Over 6 studio albums, Willner has refined his particular strain of techno down to a T. From 2009’s stunning From Here We Go Sublime (what an album title!) to this year’s brilliant Infinite Moment, he’s pushed the boundaries of what repetition and tiny tweaks can do to a track, drawing out moments of looped beauty to the nth degree, whilst each time managing to add something new to the mix. He’s here tonight in support of Infinite Moment, another well received masterclass in looping inventiveness, and the aforementioned well turned out hipster crowd seem pretty excited judging by the welcome that greets him as he gets behind his minimal decks & electronic knobs stage set up.

He starts off, as expected, pretty slowly, with ‘Made of Steel. Made of Stone’, the opener to his new LP, a near 12 minute gentle intro that loops a beautiful synth line over and over, but little else, and if I’m honest, with nothing much to focus on other than Willner himself, I find my mind drifting into something akin to boredom…it’s odd as I love the track, but live it’s just not doing much for me, despite the obvious skill in its creation and the shimmering gorgeousness of it. The next track is similarly ponderous, not really going anywhere fast, and I become slightly worried by this slow intro, finding myself wondering if I only really enjoy The Field’s music if I’m also doing something else – working, running, reading.

But by track three (a good 25 mins into the set), all my fears are assuaged as he palpably shifts up a gear and gets into the meat of his set with the Infinite Moment one-two of ‘Divide Now’ and ‘Who Goes There’, both of which mesmerisingly build and build around single loops until they reach something approaching transcendent, my body apparently moving of its own accord as my mind is focused entirely on the entrancing beats and psychedelic visuals now projected behind him.
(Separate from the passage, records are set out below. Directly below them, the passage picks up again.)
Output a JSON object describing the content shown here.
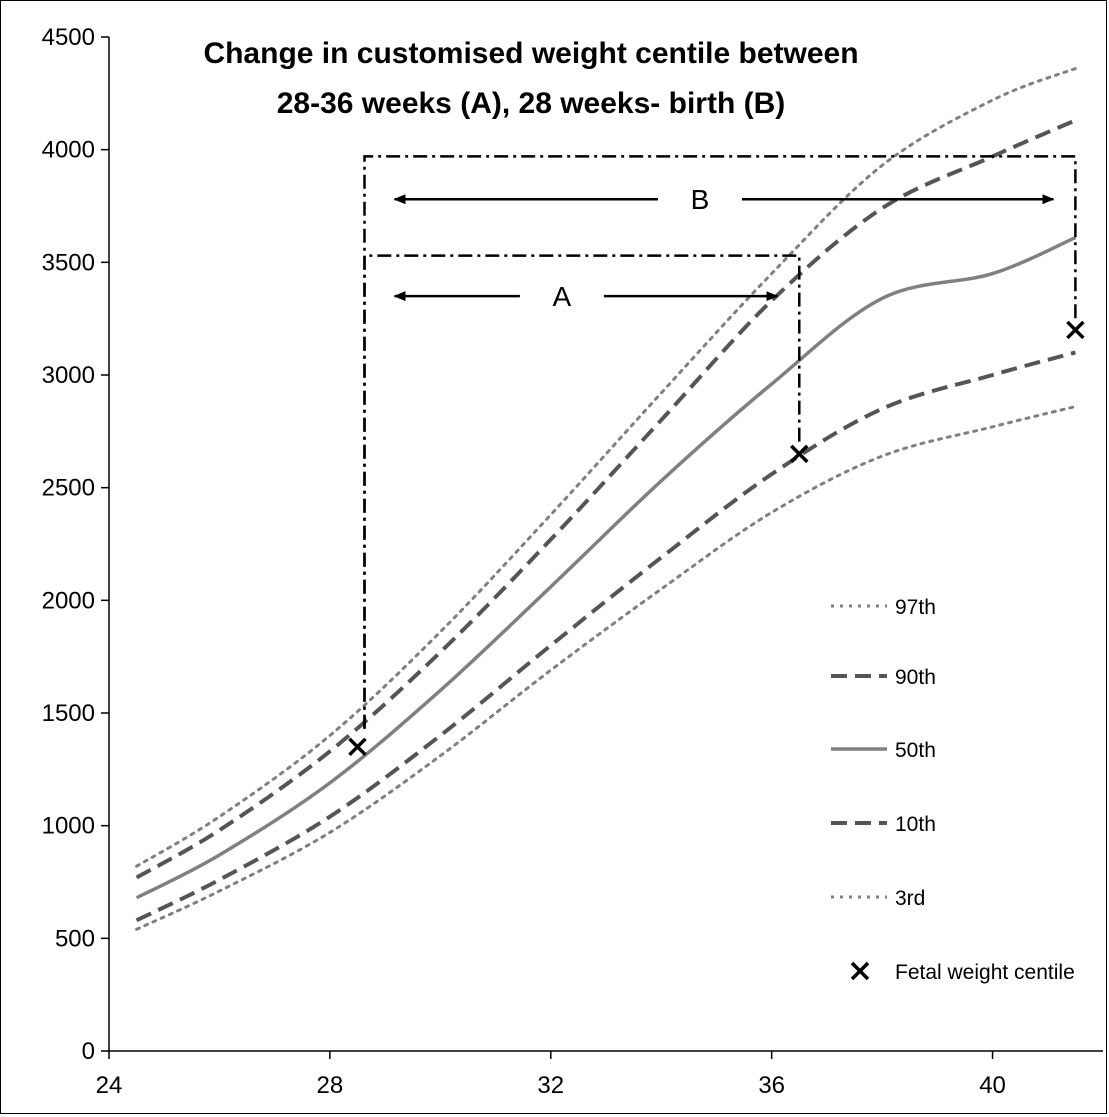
{
  "chart_data": {
    "type": "line",
    "title": "Change in customised weight centile between",
    "subtitle": "28-36 weeks (A), 28 weeks- birth (B)",
    "xlabel": "",
    "ylabel": "",
    "xlim": [
      24,
      42
    ],
    "ylim": [
      0,
      4500
    ],
    "x_ticks": [
      24,
      28,
      32,
      36,
      40
    ],
    "y_ticks": [
      0,
      500,
      1000,
      1500,
      2000,
      2500,
      3000,
      3500,
      4000,
      4500
    ],
    "grid": false,
    "legend_position": "right",
    "x": [
      24.5,
      26,
      28,
      30,
      32,
      34,
      36,
      38,
      40,
      41.5
    ],
    "series": [
      {
        "name": "97th",
        "style": "dotted",
        "color": "#808080",
        "values": [
          820,
          1040,
          1400,
          1860,
          2380,
          2920,
          3450,
          3930,
          4220,
          4360
        ]
      },
      {
        "name": "90th",
        "style": "dashed",
        "color": "#555555",
        "values": [
          770,
          980,
          1330,
          1770,
          2270,
          2800,
          3330,
          3740,
          3970,
          4130
        ]
      },
      {
        "name": "50th",
        "style": "solid",
        "color": "#808080",
        "values": [
          680,
          870,
          1190,
          1600,
          2060,
          2530,
          2960,
          3340,
          3450,
          3610
        ]
      },
      {
        "name": "10th",
        "style": "dashed",
        "color": "#555555",
        "values": [
          580,
          760,
          1040,
          1400,
          1800,
          2190,
          2560,
          2850,
          3000,
          3100
        ]
      },
      {
        "name": "3rd",
        "style": "dotted",
        "color": "#808080",
        "values": [
          540,
          710,
          970,
          1310,
          1690,
          2050,
          2390,
          2640,
          2770,
          2860
        ]
      }
    ],
    "fetal_weight_points": {
      "name": "Fetal weight centile",
      "x": [
        28.5,
        36.5,
        41.5
      ],
      "y": [
        1350,
        2650,
        3200
      ]
    },
    "annotations": {
      "A": {
        "label": "A",
        "x_start": 28.5,
        "x_end": 36.5,
        "y_bracket": 3530,
        "arrow_y": 3350
      },
      "B": {
        "label": "B",
        "x_start": 28.5,
        "x_end": 41.5,
        "y_bracket": 3970,
        "arrow_y": 3780
      }
    }
  }
}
If at all possible, he kicks on again to produce two massive tracks to end the set, the bass now rumbling through the room, spotlights whirring around the crowd, heads and bodies bopping all over the place as people start to lose their collective shit to the extraordinary sounds being created in front of us; it’s a pretty special end to a, in hindsight, perfectly paced techno set put together by the coolest architect of minimal beatmaking around.